Valuing the Closely Held Firm

You should never let your personal feelings dominate  Valuing the Closely Held Firm .

 Sometime during the life of every closely held business, the owner must plan for the eventual transition of ownership and control of the firm. To make correct decisions regarding the transfer of ownership interests in the business, the owner must be able to determine the appropriate value of the firm.

 Other reasons for valuing the closely held firm include:

1.    realignment of operating units;

2.    establishing the value of a company considering an initial public offering;

3.    the establishment of stock benefit plans; and

4.    determining estate and gift taxes.


In a closely held business, family members or a small group of individuals own the stock. Generally, no shares are in the hands of the general public. Accordingly, establishing a market value for the firm is a difficult and complex process.

 Book value often bears little, if any, resemblance to market values since the balance sheet represents the historical cost of fixed assets, which may be substantially different from market value. The asset’s ability to produce earnings or positive cash flows is the fundamental determinant of value.

 The IRS and court decisions have had a major impact on the valuation process. These parties agree that a range of values is typically preferable to a single value and that the valuation process should consider all relevant information.

 The tax literature contains a number of guidelines for valuing closely held shares. Section 2031 of the Internal Revenue Code of 1954 states that the value of closely held stock, “shall be determined by taking into consideration, in addition to all other factors, the value of the stock or securities of corporations engaged in the same or similar line of business which are listed or traded on an exchange.”
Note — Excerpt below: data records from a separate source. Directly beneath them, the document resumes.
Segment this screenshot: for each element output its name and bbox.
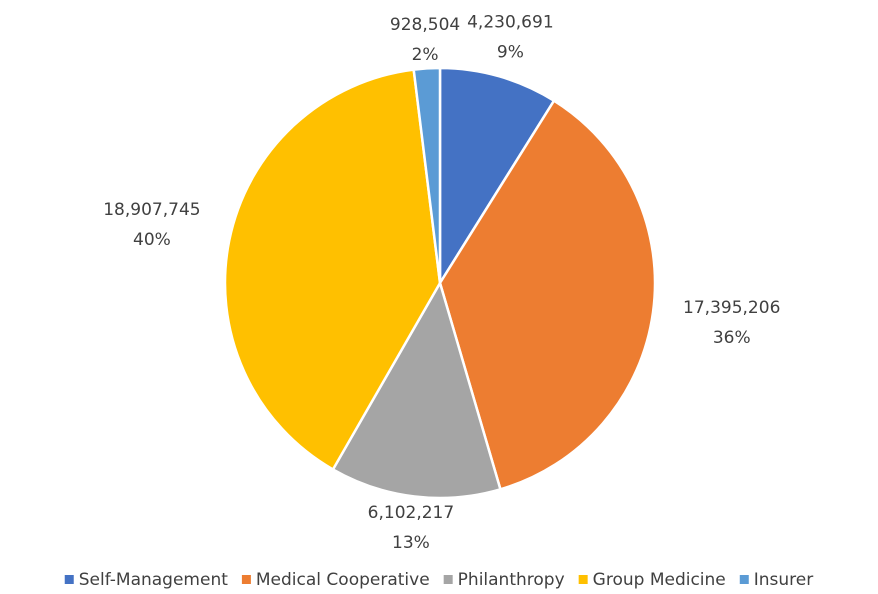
data-label-percent: 13% — [392, 533, 430, 553]
legend-label: Self-Management — [79, 570, 228, 590]
data-label-percent: 40% — [133, 230, 171, 250]
legend-label: Medical Cooperative — [256, 570, 430, 590]
pie-slice — [438, 66, 556, 288]
pie-slice — [412, 66, 442, 284]
data-label-value: 928,504 — [390, 15, 460, 35]
pie-slice — [438, 98, 657, 491]
pie-slice — [223, 68, 442, 472]
legend-label: Insurer — [754, 570, 813, 590]
legend-label: Group Medicine — [593, 570, 726, 590]
data-label-value: 4,230,691 — [467, 13, 554, 33]
data-label-percent: 2% — [412, 45, 439, 65]
legend-swatch — [64, 575, 74, 584]
legend-swatch — [443, 575, 453, 584]
legend-swatch — [578, 575, 588, 584]
legend-swatch — [739, 575, 749, 584]
data-label-value: 6,102,217 — [368, 503, 455, 523]
pie-slice — [331, 279, 502, 500]
data-label-percent: 36% — [713, 328, 751, 348]
data-label-percent: 9% — [497, 43, 524, 63]
data-label-value: 17,395,206 — [683, 298, 780, 318]
legend-label: Philanthropy — [458, 570, 565, 590]
data-label-value: 18,907,745 — [103, 200, 200, 220]
legend-swatch — [241, 575, 251, 584]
 IRS Revenue Ruling 59-60 provides the most important guidelines for valuing closely held corporate interests where there is not sufficient trading activity to establish a fair market value. This ruling, which was promulgated in 1959, is written in broad, general terms and does not provide specific valuation formula. The Ruling recommends the consideration of all relevant financial data and market information. In particular, it suggests eight factors for consideration:

 1.    the nature and history of the business;

2.    the economic outlook for the industry;

3.    book value;

4.    the company’s earning capacity;

5.    the company’s dividend paying capacity;

6.    the existence of goodwill and other intangible assets;

7.    sales of stock and the size of the block to be valued; and

8.    the market prices of stock of companies engaged in a similar line of business.
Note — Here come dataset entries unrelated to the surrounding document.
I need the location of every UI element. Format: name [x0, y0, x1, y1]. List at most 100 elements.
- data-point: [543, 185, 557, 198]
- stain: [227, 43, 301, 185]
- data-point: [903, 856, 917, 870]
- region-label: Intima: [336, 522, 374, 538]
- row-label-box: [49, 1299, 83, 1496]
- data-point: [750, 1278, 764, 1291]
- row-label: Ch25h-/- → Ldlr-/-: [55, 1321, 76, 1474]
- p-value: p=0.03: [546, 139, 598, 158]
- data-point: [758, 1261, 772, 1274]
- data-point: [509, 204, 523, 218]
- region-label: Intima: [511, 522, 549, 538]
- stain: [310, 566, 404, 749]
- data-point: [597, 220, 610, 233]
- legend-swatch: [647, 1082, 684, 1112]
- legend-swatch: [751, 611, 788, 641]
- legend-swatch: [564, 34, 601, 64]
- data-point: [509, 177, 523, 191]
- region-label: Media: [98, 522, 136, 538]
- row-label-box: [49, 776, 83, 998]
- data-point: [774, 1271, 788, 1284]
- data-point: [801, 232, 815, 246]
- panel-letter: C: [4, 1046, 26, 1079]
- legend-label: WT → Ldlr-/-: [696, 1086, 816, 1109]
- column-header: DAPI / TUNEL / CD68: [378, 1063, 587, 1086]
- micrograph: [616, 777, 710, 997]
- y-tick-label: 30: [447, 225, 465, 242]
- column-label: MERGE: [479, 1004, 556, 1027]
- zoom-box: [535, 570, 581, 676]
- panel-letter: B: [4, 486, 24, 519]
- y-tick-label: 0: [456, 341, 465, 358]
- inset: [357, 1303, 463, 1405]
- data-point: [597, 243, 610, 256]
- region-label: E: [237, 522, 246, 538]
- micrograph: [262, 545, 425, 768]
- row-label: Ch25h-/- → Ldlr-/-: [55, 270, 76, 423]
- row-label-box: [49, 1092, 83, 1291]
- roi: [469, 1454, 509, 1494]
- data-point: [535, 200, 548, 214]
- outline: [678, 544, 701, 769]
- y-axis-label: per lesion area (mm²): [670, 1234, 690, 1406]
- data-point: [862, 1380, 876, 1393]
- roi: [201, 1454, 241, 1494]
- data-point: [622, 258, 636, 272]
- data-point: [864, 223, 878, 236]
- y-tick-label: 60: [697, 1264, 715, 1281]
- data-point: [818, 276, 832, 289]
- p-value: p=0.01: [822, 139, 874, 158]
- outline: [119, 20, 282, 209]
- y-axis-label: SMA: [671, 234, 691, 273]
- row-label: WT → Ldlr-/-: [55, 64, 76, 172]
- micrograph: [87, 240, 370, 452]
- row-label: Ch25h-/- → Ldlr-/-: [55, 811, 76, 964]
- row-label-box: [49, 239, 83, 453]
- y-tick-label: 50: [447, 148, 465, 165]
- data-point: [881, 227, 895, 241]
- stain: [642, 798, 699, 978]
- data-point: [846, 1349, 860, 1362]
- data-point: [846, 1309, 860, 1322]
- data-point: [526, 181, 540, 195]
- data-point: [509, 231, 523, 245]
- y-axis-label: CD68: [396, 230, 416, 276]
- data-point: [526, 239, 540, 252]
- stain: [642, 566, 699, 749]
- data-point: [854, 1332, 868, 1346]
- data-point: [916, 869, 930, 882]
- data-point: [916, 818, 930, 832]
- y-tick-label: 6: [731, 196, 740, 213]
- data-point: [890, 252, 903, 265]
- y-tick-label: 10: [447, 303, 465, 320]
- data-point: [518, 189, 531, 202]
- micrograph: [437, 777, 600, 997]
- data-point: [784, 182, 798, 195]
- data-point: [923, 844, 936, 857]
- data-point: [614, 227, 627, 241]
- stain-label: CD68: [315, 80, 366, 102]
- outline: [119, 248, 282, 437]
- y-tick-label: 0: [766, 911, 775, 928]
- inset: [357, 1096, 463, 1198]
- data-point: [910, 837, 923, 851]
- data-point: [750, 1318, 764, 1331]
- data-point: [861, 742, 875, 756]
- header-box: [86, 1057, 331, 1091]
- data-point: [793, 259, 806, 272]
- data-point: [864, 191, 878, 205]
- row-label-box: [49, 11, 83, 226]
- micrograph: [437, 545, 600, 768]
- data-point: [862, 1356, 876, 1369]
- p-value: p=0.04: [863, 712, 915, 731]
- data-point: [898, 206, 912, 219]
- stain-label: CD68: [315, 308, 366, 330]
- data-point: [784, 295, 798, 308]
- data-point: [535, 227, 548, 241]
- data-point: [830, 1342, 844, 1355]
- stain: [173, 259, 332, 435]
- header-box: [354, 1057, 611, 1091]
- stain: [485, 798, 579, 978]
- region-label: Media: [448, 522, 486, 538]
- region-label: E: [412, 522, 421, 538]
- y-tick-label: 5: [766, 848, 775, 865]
 The term value can differ markedly depending on the circumstances in which it is applied. In general, there are three levels of value:

 1.    a non-marketable minority interest;

2.    a marketable minority interest; and

3.    a controlling interest.

 A minority interest in a closely held firm is usually not readily marketable. Therefore, these shares are worth less than minority interests for which a secondary market exists (i.e., for shares traded on a stock exchange) by an amount known as the discount for lack of marketability. Shareholders disposing of a single controlling or majority interest in a single transaction generally receive an even higher price resulting from the value associated with being able to control the operating policies (e.g. cost structure) of the firm. This amount is known as the control premium and can differ from one situation to another.

 The objective of most business valuations is to determine the “fair market value” of the entity. Fair market value assumes that both the buyer and the seller are aware of all relevant information and that neither party is under the compulsion to act. Although business valuation is both an art and a science, three primary methodologies are often used in determining the value of a closely held business:

 1.    cost approach;

2.    the comparable sales approach; and

3.    the discounted cash flow approach.

 The cost approach focuses primarily on the cost to replace the assets of the firm (or replicate the business) or alternatively the amount to be received if the business is liquidated. Both tangible assets (such as plant and equipment) and intangible assets (such as goodwill) should be considered. Since the balance sheet reflects historical costs, it is necessary to adjust the balance sheet accounts. In addition, it is also necessary to adjust the omission of any assets or liabilities. This method is often employed in valuing passive investments and holding companies.

 The comparable sales approach focuses on the recent sales of similar businesses in arms length transactions. Since data concerning the sale of other privately held companies is often scarce, a common technique is to review transactions in the shares of publicly held firms engaged in similar activities. Comparable public companies are selected according to the extent to which they are affected by the same economic and market factors as the company for which the analysis is being conducted. In employing this approach, it is necessary to adjust for differences in growth rates as well as business and financial risk.

 The discounted cash flow approach capitalizes the firm’s earnings of cash flows at a risk-adjusted discount rate. In applying this approach, it is necessary to adjust reported earnings for any non-recurring or non-operating items so that the earnings estimates reflect the operations of the company under normal circumstances. Also, it is important to adjust earnings upward to reflect inappropriate levels of compensation to the previous owner of excessive fringe benefits. The capitalization rate should be based on the business and financial risks of the company being valued. The discounted cash flow (or capitalization of earnings approach) is often used in valuing operating or service companies.